Barbara Diamond (Photo by David Jacobo, used with permission.)

By Don McIntosh, associate editor

In the last few years, Barbara Diamond has led hundreds of union, non-profit and legal staff to confront issues of race, gender, and disability through films and trainings. I attended a training for union staff May 12 and spoke with her by phone May 16.

Why have you been making films and organizing trainings about microaggressions and implicit bias?

After 30 years of doing legal work and working in the labor union movement — which I think of as being part of the civil rights movement — I realized we weren’t as far along as I thought we’d be. We have a lot of the same issues — gender equity, racism. I started educating myself and started realizing that I wanted to do something that might affect people in the labor movement on a broader scale. I felt like there was a role for me especially as a white person to step up to the plate and start working on issues like this.

Do the trainings make a difference?

I think they’ve enabled union staff and leaders to represent members in a more effective way. I trained a union staff person and within a year they were having to advocate for a transgender member who was being mistreated by management. The seminars have also led to proposals at the bargaining table to protect transgender rights.

What’s a microaggression? 

It’s typically an unconscious slight or subtle snub, between a member of an empowered group and a member of a disempowered group.

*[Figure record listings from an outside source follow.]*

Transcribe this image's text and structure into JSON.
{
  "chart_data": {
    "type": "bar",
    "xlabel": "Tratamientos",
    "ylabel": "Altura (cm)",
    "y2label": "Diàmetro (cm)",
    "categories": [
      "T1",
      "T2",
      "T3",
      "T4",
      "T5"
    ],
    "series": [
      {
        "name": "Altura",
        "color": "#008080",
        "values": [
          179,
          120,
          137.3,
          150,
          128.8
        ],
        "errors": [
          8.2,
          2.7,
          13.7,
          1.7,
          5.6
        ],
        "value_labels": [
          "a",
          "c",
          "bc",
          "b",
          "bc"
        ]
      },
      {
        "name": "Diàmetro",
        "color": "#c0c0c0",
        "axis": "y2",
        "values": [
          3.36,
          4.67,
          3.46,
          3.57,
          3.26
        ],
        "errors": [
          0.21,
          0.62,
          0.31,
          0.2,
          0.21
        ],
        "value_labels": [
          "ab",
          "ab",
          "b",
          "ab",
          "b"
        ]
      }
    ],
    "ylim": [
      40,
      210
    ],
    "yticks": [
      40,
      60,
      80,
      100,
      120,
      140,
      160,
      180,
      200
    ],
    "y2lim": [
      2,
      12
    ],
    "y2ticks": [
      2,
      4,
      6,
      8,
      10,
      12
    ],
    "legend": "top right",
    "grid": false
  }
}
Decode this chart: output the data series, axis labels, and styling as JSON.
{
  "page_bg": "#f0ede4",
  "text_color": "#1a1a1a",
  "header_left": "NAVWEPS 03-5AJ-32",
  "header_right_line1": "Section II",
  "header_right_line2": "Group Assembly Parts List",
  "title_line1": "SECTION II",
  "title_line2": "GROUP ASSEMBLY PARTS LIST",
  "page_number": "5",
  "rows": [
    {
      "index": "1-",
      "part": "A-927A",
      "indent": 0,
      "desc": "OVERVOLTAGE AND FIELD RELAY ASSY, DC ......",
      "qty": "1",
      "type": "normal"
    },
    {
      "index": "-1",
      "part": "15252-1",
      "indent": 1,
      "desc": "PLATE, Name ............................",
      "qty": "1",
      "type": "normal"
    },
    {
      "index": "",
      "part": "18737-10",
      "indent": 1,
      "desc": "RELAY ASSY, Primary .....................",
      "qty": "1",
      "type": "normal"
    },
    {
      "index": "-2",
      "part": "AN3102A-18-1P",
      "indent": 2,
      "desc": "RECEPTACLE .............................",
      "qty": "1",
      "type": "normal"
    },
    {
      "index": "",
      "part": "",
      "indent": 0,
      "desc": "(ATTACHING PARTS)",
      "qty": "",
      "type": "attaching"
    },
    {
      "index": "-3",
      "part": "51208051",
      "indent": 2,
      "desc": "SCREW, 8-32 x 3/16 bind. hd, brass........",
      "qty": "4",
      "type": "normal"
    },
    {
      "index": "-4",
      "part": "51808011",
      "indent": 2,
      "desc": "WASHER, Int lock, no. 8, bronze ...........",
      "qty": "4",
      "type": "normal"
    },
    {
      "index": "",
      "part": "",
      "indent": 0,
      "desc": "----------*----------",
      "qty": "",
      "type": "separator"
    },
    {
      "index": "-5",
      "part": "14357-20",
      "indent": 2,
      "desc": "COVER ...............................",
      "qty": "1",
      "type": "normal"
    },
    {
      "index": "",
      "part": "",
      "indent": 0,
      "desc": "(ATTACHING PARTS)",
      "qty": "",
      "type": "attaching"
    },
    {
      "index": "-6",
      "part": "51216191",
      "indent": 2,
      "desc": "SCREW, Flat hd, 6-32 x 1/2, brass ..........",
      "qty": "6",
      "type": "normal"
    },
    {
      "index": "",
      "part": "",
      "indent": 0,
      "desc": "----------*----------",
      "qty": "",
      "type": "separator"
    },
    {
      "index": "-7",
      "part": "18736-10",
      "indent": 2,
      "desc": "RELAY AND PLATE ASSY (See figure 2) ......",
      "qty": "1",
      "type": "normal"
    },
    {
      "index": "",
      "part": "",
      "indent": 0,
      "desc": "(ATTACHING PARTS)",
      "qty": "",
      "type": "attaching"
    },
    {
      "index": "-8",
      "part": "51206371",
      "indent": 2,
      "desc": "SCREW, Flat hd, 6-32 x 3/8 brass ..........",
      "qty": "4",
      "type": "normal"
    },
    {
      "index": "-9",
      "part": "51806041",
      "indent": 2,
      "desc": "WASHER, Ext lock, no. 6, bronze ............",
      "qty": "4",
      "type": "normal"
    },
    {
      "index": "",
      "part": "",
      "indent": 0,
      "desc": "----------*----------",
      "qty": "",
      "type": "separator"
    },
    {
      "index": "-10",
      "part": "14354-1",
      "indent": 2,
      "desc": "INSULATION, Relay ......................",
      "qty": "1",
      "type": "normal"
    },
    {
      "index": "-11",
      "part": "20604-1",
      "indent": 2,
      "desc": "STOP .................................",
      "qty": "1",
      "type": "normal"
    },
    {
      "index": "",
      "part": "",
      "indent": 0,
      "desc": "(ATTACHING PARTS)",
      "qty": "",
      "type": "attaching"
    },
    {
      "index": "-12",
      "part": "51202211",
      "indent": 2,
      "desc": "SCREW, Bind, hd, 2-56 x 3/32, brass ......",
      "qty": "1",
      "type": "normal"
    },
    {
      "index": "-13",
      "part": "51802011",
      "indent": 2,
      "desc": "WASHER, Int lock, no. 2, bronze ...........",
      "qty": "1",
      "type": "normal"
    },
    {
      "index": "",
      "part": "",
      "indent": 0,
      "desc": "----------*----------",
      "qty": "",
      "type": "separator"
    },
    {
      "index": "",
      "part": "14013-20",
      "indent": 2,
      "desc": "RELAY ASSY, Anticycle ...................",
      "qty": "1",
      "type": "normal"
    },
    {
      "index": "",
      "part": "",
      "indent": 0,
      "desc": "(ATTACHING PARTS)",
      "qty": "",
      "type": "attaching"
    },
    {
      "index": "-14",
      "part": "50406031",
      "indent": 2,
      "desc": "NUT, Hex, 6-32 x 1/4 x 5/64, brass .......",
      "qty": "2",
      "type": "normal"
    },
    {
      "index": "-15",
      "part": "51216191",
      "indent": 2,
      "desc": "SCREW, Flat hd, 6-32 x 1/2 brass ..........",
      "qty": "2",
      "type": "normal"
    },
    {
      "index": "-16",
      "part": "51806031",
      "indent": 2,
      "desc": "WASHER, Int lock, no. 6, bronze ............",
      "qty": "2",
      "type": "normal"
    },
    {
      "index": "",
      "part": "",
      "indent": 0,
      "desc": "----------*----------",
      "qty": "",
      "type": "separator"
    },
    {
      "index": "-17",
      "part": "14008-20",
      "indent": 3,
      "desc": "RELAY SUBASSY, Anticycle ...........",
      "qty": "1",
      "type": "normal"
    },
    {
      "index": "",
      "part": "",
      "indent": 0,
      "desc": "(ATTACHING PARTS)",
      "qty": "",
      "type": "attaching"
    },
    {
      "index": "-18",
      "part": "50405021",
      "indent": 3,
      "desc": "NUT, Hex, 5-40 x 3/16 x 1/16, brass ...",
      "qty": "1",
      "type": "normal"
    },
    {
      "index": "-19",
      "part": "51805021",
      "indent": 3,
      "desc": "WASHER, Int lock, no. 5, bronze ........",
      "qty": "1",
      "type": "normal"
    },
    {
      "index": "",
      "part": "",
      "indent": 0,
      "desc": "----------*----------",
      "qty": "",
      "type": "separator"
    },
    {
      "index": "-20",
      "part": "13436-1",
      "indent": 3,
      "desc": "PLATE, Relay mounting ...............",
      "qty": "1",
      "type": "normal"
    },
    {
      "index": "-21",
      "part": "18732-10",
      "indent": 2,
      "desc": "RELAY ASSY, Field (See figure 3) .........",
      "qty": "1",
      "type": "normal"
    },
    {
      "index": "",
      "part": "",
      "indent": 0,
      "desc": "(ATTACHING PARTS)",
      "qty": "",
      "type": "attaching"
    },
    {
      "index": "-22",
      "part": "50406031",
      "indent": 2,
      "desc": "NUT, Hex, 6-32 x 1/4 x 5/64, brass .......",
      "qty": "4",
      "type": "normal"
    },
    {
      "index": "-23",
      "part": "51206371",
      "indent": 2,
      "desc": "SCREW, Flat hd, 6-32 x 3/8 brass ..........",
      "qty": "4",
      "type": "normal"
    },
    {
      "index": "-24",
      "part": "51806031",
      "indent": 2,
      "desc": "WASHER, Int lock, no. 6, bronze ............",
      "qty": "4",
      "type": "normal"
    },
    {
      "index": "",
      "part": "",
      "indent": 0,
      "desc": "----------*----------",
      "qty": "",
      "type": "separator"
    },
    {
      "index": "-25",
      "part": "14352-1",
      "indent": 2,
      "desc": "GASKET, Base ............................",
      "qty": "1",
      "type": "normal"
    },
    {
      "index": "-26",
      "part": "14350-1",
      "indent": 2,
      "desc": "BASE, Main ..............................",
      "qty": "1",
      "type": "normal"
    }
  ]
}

Some people call it death by a thousand cuts. It’s a tiny distancing communication of some kind or another.

Why are we worrying about paper cuts when people are still losing limbs? Why sweat the small stuff when there’s so much unsolved big stuff, like the statistics on disparate treatment?

I like to think of microaggressions as the tip of iceberg that is implicit bias. I view implicit bias as the cause of those statistics. Microagressions are the part of implicit bias that’s visible because they’re above the water line. I doubt that the pediatrician who dispenses less pain medicine to an African-American child realizes that’s what he’s doing. If you’re committing a microaggression, it means that your implicit bias is unchecked, because if you were aware and studied and worked to become aware of your unconscious bias, you wouldn’t say or do those things.

Some of the terminology at your training sounds very academic, like intersectionality, cisgender, affirming language, micro-invalidation. Is this a college-educated middle-class attempt to police the thoughts, words or behavior of working class people?

If you believe that, you’d have to  think that sexual harassment is also a classist attack. Until we developed a vocabulary and a way of understanding sexual harassment as a form of discrimination, we didn’t even have the concept of sexual harassment. You can’t combat it until you have a vocabulary to describe it. Microaggression theory is developing a vocabulary. It was developed in the counseling and teaching arena to try to explain to white people who are counselors and teachers and doctors how to relate to a patient who is different.

In your films, black people talk about white people touching their hair, and a woman in a wheelchair recounts being asked by a stranger if she’s able to have sex. Are these just examples of really bad manners?

This is about bias; you really can’t view it as just about manners. Some people will view this as being about “Don’t hurt people’s feelings by using words that might hurt them.” If that’s all people bring away from it and they change their behavior, then they’ll have to be constantly updated about the list of what’s appropriate and what’s not. They’re going to see it as a behavioral thing. I view this as a process of listening. That’s why I made the films: I want people to listen to the voices of people who are from these different communities whose voices are generally not heard.